Tamris and Pazia, below, are hedgehogs that would be considered "cinnacot" with quill bands that are brown fading to orange. Without natural lighting in the photos, it is hard to see the orange. Ulu and Wombat, below, are both chocolates with very deep brown banding. You can see that Wombat has a slightly more reddish sheen to his quills and fur than Ulu.
Hedgehog colors seem confusing because we were all taught Mendel's punnet squares to figure out what colors should be produced when you put two and two together, but mammals are not as simple as Mendel's peas. This example from dog colors helps to illustrate how much more complicated it can be.
Observation over time supports the theory that there are several basic genes that control hedgehog colors. Using the already established names, these would be black, cinnamon, and apricot. There are blends of these colors that result in what has been called grey, chocolate, cinnacot, champagne, an so on. Using the traditional color chart, it can be very difficult to match hedgehogs to the exact color name. For example, most people can not tell the difference between an apricot and a champagne, or a brown, cinnamon, and dark cinnacot. I have had the experience of sitting at a table with at least four trained judges who can not agree on some of these fine discriminations.
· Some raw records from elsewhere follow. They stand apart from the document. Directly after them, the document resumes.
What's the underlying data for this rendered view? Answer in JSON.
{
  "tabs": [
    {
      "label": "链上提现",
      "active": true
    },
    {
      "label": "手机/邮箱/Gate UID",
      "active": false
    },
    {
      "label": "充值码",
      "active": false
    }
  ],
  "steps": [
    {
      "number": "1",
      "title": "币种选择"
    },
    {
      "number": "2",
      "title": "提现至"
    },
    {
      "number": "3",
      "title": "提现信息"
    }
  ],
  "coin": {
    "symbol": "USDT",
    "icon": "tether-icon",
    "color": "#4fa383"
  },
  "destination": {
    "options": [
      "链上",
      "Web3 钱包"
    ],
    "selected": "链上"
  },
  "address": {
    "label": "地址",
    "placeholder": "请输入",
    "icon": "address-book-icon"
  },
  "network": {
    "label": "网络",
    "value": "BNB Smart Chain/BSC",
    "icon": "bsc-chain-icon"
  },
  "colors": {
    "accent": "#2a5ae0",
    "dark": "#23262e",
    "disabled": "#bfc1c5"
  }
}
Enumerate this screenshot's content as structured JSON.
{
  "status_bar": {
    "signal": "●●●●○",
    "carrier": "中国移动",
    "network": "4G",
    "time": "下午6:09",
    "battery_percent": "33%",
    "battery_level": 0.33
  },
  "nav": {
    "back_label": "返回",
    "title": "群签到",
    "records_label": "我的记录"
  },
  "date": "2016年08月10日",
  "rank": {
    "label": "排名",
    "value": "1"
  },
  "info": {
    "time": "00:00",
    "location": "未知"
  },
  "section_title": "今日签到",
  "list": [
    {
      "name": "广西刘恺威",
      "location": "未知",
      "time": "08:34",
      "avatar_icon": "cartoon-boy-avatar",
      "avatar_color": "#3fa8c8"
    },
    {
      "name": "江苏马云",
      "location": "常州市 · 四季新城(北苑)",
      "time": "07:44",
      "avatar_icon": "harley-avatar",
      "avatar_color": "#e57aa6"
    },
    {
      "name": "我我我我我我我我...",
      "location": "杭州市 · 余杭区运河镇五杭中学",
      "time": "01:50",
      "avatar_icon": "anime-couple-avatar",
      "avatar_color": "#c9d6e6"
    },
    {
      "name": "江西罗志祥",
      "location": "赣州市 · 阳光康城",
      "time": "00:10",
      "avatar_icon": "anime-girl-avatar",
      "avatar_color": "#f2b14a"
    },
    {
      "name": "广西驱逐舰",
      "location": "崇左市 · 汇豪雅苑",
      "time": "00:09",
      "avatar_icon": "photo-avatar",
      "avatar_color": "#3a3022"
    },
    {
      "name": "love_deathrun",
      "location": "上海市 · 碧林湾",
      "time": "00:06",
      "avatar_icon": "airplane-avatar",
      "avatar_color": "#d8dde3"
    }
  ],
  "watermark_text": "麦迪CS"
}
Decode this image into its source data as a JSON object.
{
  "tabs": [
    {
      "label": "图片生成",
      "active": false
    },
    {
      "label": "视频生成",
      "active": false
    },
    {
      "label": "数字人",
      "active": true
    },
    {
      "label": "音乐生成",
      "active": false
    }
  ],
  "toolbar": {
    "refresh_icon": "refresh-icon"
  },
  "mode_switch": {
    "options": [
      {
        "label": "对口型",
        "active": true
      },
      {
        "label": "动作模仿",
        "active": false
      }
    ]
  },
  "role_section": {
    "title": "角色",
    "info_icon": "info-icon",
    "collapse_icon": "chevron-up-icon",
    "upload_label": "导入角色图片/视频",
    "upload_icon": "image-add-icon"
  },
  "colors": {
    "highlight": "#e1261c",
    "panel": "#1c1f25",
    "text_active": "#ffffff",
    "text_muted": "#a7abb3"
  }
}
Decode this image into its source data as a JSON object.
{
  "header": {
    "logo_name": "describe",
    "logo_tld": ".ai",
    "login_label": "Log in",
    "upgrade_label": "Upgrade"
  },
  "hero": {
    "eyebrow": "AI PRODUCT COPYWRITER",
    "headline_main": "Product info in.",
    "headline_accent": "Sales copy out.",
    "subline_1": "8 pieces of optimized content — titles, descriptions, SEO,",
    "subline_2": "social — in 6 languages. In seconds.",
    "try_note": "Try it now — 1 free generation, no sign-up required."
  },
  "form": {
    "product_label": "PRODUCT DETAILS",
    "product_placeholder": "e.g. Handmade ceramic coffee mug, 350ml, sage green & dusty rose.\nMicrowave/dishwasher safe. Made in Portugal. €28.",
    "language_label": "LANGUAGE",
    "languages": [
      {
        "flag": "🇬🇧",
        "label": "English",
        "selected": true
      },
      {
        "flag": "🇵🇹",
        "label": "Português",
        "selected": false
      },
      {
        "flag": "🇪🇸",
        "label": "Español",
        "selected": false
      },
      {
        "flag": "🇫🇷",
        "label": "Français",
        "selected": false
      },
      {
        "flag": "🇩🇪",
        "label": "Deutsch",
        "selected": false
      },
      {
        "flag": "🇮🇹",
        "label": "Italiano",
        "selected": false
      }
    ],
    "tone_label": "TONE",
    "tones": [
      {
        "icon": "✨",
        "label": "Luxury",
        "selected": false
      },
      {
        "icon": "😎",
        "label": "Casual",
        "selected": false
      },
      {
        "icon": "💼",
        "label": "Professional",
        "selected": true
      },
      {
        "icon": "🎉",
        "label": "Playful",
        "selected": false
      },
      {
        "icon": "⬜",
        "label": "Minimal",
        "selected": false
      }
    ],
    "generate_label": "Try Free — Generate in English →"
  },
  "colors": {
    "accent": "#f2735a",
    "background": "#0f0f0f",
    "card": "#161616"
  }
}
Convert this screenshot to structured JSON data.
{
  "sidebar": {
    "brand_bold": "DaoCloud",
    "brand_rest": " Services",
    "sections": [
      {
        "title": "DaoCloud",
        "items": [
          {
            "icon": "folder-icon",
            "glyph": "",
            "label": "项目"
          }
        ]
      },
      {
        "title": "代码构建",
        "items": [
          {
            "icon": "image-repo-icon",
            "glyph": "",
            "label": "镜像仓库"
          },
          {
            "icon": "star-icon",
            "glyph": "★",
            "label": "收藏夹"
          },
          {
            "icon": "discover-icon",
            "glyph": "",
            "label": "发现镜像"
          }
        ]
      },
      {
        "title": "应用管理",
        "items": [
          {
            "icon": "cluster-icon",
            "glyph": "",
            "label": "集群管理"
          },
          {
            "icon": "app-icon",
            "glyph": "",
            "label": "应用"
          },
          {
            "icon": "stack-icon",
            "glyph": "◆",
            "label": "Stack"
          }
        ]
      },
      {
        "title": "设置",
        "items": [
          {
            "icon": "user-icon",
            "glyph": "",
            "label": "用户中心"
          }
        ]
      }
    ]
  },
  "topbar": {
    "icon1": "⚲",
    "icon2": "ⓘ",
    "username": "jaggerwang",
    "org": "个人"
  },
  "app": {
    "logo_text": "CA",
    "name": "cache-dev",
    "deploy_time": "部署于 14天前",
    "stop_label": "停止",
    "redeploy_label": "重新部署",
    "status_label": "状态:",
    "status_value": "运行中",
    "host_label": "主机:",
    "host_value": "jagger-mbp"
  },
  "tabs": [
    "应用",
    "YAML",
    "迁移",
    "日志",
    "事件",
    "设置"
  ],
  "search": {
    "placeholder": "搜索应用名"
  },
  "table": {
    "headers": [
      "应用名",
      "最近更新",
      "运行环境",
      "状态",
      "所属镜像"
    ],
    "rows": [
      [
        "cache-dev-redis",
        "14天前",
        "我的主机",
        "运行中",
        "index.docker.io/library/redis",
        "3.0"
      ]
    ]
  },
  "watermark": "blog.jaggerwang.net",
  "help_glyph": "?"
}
With this being the case, how useful are the color charts?
If you look at hedgehog color charts that are attempting to be comprehensive, you will see quite a bit of overlap and confusion. For charts that do seem to neatly show categories that seem clearly identifiable, you will find in real life a whole lot of hedgies that can't be cleanly classified like the ones in the chart. Some show hedgehogs that look identical but label them differently.
I am not saying that all the old color charts should be thrown out, just that we need to look at color with an open mind and try not to make it overcomplicated. At this point, a color chart is useful if it can be used consistently and reliably by most people to identify hedgehog colors minimal training required.
The chart that I am posting below is a suggestion of how color can be viewed as a spectrum, to allow communication about colors by identifying where a color falls along that spectrum, rather than having to be so specific that it doesn't work.
So, how does this work differently? Simplification. If almost no one can tell the difference between a pale apricot and a champagne, why not simplify by collapsing the categories to where they can be easily recognized as being in that range? Using the chart, you should be able to place almost every hedgehog in the correct category with only minimal training.